こうしたアメリカの現状を聞かされると、思い浮かぶのは「八方ふさがり」という言葉である。アメリカン・ドリームといえば聞こえはいいけれども、それに挑戦できるのは親が金持ちであるか、10万人100万人に一人の才能の持ち主だけである。

だとすれば、大多数の「その他大勢」にとって、現状は革命前と同じようなものである。どちらに行っても行き止まりなら、せめて誰かを巻き添えにしたい。こんな世の中なくなってしまえばよい。そう思うから、トランプに投票してすべてを破壊したくなるのではないだろうか。

よく指摘されるように、アメリカでコロナ感染が止まらないのは、医療費が高いだけでなく健康保険に全員入っておらず、多くの人はかなり悪くなるまで病院に行かないというのが一つの要因である。しかし、トランプがバイデンになったからといって、この問題がすぐに改善できる訳ではない。

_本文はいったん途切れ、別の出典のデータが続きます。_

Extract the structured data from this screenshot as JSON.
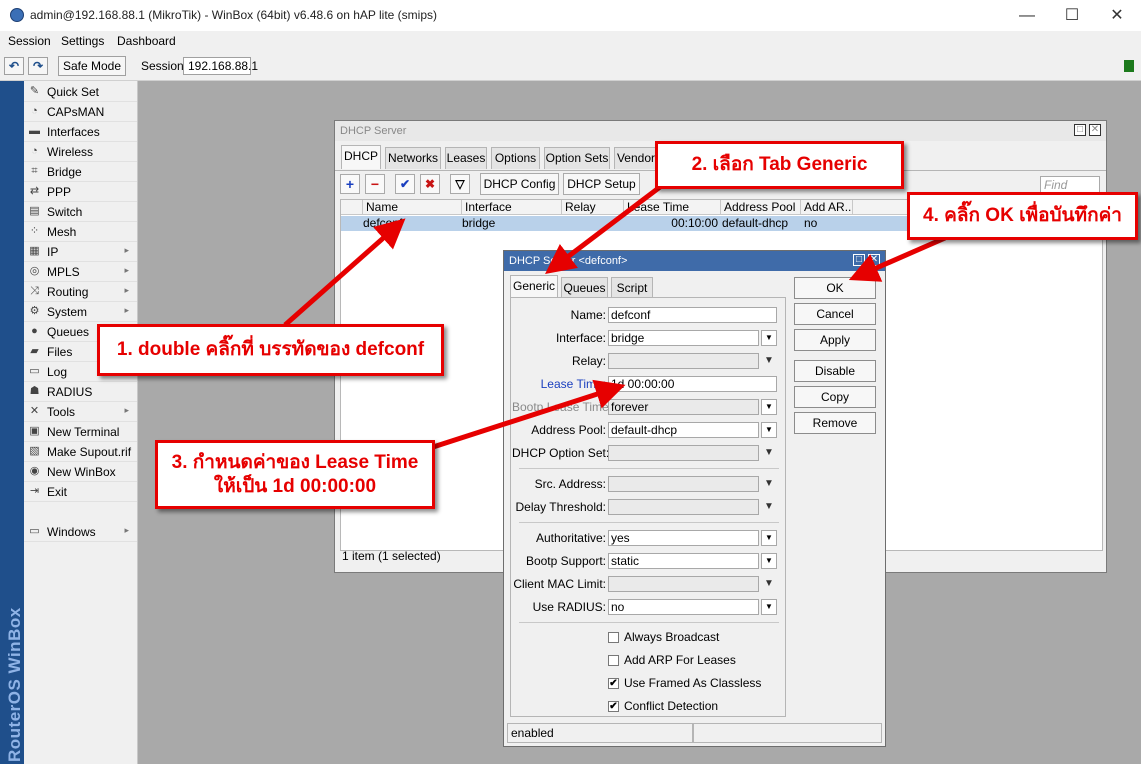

思うに、何でもカネの多寡で判断するという新自由主義が、一種「ネズミ講」的な側面を持っているからではないだろうか。新自由主義では、低賃金で働き大量生産製品を消費する大衆がいることにより、少数のセレブにカネが集まる仕組みになっている。

しかし、彼らの踏み台になる大衆が健全に再生産されない限り、集まるカネはいつかは底をつく。ジャンクフードしか食べられず、教育の機会も十分に与えられず、唯一のチャンスが軍隊というのでは、健全な再生産はできないと思わなくてはならない。

[Mar 11, 2021]


この本は十年以上前のアメリカについて書いてありますが、現状は変わらない、というよりもむしろ悪くなっているように思います。